Durante décadas, o fenômeno dos objetos voadores não identificados foi relegado ao domínio do ceticismo e da especulação. No entanto, o acúmulo de dados técnicos irrefutáveis mudou radicalmente o cenário, tornando a questão uma prioridade de segurança nacional.
Em uma entrevista reveladora à Sky News , o eminente jurista britânico Jonathan Caplan afirmou que as evidências da presença de inteligências não humanas são verdadeiramente “esmagadoras” e constituem “um segredo aberto em Washington” atualmente.

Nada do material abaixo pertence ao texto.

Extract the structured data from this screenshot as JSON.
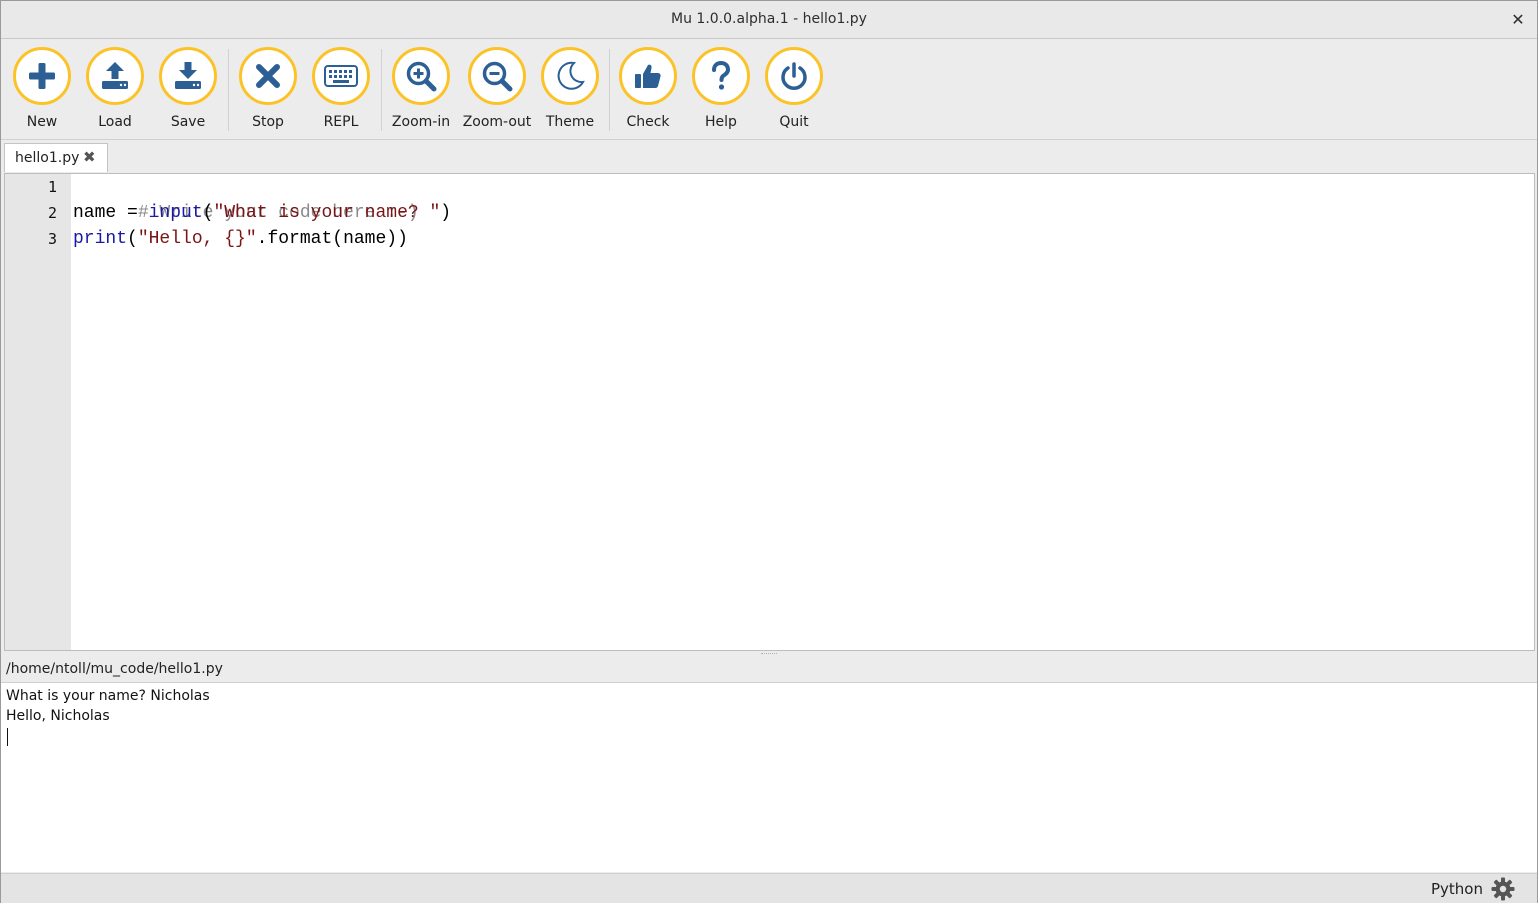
{
  "window": {
    "title": "Mu 1.0.0.alpha.1 - hello1.py",
    "close_glyph": "✕"
  },
  "toolbar": {
    "accent_color": "#fbc327",
    "icon_color": "#2c5f94",
    "buttons": [
      {
        "id": "new",
        "label": "New",
        "icon": "plus-icon"
      },
      {
        "id": "load",
        "label": "Load",
        "icon": "upload-icon"
      },
      {
        "id": "save",
        "label": "Save",
        "icon": "download-icon"
      },
      {
        "id": "stop",
        "label": "Stop",
        "icon": "x-icon"
      },
      {
        "id": "repl",
        "label": "REPL",
        "icon": "keyboard-icon"
      },
      {
        "id": "zoom-in",
        "label": "Zoom-in",
        "icon": "zoom-in-icon"
      },
      {
        "id": "zoom-out",
        "label": "Zoom-out",
        "icon": "zoom-out-icon"
      },
      {
        "id": "theme",
        "label": "Theme",
        "icon": "moon-icon"
      },
      {
        "id": "check",
        "label": "Check",
        "icon": "thumbs-up-icon"
      },
      {
        "id": "help",
        "label": "Help",
        "icon": "question-icon"
      },
      {
        "id": "quit",
        "label": "Quit",
        "icon": "power-icon"
      }
    ]
  },
  "tabs": [
    {
      "label": "hello1.py",
      "close_glyph": "✖",
      "active": true
    }
  ],
  "editor": {
    "line_numbers": [
      "1",
      "2",
      "3"
    ],
    "line1_comment": "# Write your code here :-)",
    "line2_a": "name = ",
    "line2_builtin": "input",
    "line2_b": "(",
    "line2_string": "\"What is your name? \"",
    "line2_c": ")",
    "line3_builtin": "print",
    "line3_b": "(",
    "line3_string": "\"Hello, {}\"",
    "line3_c": ".format(name))"
  },
  "runner": {
    "path": "/home/ntoll/mu_code/hello1.py",
    "output": [
      "What is your name? Nicholas",
      "Hello, Nicholas"
    ]
  },
  "statusbar": {
    "mode": "Python",
    "mode_icon": "gear-icon"
  }
}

Caplan não é um comunicador científico amador. Ele é um proeminente Conselheiro do Rei (KC, na sigla em inglês) no Reino Unido, um prestigiado advogado criminal cujo trabalho diário envolve a análise de evidências sob o rigoroso critério de “além de qualquer dúvida razoável”. Após 50 anos acompanhando de perto o assunto e entrevistando cientistas e informantes de inteligência que falaram sob condição de anonimato, ele decidiu apresentar sua pesquisa em seu livro Not for Disclosure , onde aborda o tema com rigor probatório.
Foi precisamente a partir dessa perspectiva factual que, durante a entrevista, o especialista enfatizou que a certeza sobre o fenômeno não se baseia em simples relatos ou testemunhos orais.

“As evidências são reais, muito extensas e demonstram um fenômeno absolutamente claro”, afirmou Caplan, enfatizando que a base principal da questão reside em dados instrumentais coletados por radares e sensores militares.
Dentre esses registros, destacam-se as incursões persistentes de fenômenos anômalos não identificados (UAPs) sobre instalações nucleares e sua interação com exercícios militares. Segundo o especialista jurídico, o debate atual nos Estados Unidos não gira mais em torno da veracidade do fenômeno, mas sim sobre “forçar a desclassificação”, visto que “o Congresso foi enganado por 80 anos”, enquanto fundos públicos eram desviados para programas secretos.
Tecnologia alienígena recuperada
A razão fundamental para essa política de sigilo decorre de fatores estratégicos extremamente sérios. Em relação à recuperação de tecnologia não humana, o advogado foi categórico: “Não há dúvida de que os americanos possuem espaçonaves acidentadas desde a década de 1940 e recuperaram outras desde então.”
Ele explicou que potências como a China e a Rússia estão a desenvolver programas semelhantes de engenharia reversa para decifrar esta tecnologia, cientes de que “quem vencer esta corrida terá uma posição verdadeiramente dominante” a nível global.
Oito décadas de acobertamento
A competição tecnológica é agravada por um temor profundamente enraizado no governo quanto ao impacto social de um anúncio oficial. As autoridades temem reconhecer o fenômeno sem poder responder a questões fundamentais, como sua origem ou se essas entidades “acreditam em Deus”, questões que, segundo elas próprias, “causariam significativa desestabilização”.
Apesar da incerteza, Caplan revelou que o assunto está nas mãos de unidades de inteligência de alto nível, como a Missão de Contraproliferação da CIA geralmente encarregada de monitorar tecnologias estratégicas e ameaças à segurança global. Essa divisão analisaria continuamente se as entidades visitantes representam um perigo ou se “vêm em paz”, trabalhando em estreita coordenação com informações do Departamento de Estado.
Por fim, o entrevistado enfatizou que a política de ocultação é insustentável.
“Acredito que está chegando a hora em que teremos que ter uma discussão mais aberta”, concluiu o conselheiro do rei, instando a comunidade acadêmica e as universidades a integrarem o estudo formal de OVNIs/UAPs em seus programas para aborda-lo com rigor científico e transparência.